Bailey-Taylor said with destinations like Carolina Premium Outlets in Smithfield and JR discount outlet in Selma, shopping is the main reason people visit the county. However, she said, visitors are increasingly stopping at the county’s wineries and breweries.
The Visitors Bureau recently launched the Beer, Wine and Shine Trail, which highlights the four wineries and two breweries in six Johnston towns. Hotels offer discounts for visitors on the trail, and travelers who go to each destination receive a $30 coupon book.

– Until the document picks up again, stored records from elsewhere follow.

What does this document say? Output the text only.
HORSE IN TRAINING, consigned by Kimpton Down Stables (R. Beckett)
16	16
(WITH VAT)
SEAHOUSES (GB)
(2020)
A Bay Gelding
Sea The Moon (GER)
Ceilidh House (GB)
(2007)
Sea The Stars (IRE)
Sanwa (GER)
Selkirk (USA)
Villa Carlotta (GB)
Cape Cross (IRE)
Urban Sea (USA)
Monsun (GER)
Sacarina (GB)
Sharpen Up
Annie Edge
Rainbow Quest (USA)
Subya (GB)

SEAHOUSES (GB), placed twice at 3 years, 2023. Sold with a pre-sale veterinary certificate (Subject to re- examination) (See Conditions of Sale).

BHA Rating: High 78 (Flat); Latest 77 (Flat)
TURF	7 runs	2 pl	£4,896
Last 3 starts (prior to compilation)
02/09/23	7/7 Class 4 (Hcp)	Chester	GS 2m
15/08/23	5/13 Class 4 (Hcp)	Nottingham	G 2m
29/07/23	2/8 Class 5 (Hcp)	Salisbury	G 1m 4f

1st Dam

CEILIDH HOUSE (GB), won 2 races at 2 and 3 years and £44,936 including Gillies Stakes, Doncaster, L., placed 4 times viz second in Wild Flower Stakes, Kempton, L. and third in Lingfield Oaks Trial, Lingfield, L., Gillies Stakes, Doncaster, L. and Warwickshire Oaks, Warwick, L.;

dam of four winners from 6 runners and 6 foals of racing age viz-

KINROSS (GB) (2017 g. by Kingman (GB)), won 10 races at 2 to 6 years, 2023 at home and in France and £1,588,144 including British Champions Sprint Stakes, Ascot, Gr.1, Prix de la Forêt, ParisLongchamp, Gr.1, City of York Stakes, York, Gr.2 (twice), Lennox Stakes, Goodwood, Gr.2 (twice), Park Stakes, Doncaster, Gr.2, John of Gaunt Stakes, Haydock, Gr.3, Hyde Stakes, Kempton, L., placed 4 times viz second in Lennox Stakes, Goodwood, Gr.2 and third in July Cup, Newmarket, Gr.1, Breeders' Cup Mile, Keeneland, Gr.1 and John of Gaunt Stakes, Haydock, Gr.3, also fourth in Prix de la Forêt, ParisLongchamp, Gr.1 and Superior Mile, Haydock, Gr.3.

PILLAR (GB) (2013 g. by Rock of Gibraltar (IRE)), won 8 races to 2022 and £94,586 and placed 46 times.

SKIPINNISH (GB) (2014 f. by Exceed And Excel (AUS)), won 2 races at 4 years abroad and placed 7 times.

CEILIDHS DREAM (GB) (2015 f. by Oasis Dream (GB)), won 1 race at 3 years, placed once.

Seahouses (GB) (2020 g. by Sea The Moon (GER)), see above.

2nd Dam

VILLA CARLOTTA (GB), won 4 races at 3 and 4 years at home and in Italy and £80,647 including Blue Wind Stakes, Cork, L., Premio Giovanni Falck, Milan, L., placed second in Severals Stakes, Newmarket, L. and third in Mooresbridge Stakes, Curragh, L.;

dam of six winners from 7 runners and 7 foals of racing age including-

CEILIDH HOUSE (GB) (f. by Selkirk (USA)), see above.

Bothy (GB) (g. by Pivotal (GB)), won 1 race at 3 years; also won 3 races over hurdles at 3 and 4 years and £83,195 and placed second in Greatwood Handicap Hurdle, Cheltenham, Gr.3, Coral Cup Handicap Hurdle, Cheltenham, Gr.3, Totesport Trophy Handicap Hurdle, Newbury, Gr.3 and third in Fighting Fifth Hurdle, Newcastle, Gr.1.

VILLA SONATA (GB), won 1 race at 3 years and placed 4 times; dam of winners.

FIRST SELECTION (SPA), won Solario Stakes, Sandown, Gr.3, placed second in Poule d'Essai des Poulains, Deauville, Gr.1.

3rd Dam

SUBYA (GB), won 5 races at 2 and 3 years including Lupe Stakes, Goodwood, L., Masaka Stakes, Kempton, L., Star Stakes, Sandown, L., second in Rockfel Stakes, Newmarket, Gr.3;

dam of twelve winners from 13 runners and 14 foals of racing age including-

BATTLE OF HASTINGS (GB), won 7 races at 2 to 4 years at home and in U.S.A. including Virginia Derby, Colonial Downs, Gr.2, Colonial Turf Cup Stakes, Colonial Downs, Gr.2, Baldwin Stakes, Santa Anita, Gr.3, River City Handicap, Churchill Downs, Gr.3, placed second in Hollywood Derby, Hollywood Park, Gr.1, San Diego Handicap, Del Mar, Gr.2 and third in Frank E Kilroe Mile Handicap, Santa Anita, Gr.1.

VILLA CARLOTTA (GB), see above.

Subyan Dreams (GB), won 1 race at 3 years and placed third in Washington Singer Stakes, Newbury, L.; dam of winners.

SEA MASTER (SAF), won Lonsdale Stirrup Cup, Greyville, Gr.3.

Across the state in 2013, Johnston ranked 22nd in “travel impact,” or the total amount that visitors spent. In addition, researchers say more than 1,660 jobs in the county are tied to travel and tourism, generating a $30.4 million payroll last year. State and local tax revenues from travel totaled about $16.2 million, according to the study.
Other popular attractions included Bentonville Battleground, Clemmons Educational State Forest near Clayton, the Tobacco Farm Life Museum in Kenly and the Ava Gardner Museum in Smithfield.
Deanna Brandenberger, hired in July as the new executive director of the Ava Gardner Museum, said she wants to keep things fresh to attract return visitors.
The museum, which attracts about 10,000 visitors annually, will introduce new exhibits this fall in conjunction with the Ava Gardner Festival, which runs Oct. 3-5. One of the exhibits, titled “Ava’s Closet,” will showcase the movie star’s personal fashion.
“We want to have something that will keep the appetites whetted,” Brandenberger said.
In the past 20 years, visitor spending in Johnston County has only decreased twice from year to year, in 1998 and 2009, according to historical data. Since 2004, spending has increased by about $70 million, or about 52 percent.
Across the state, visitors spent the most in Mecklenburg County ($4.6 billion), followed by Wake ($1.9 billion) and Guilford ($1.2 billion).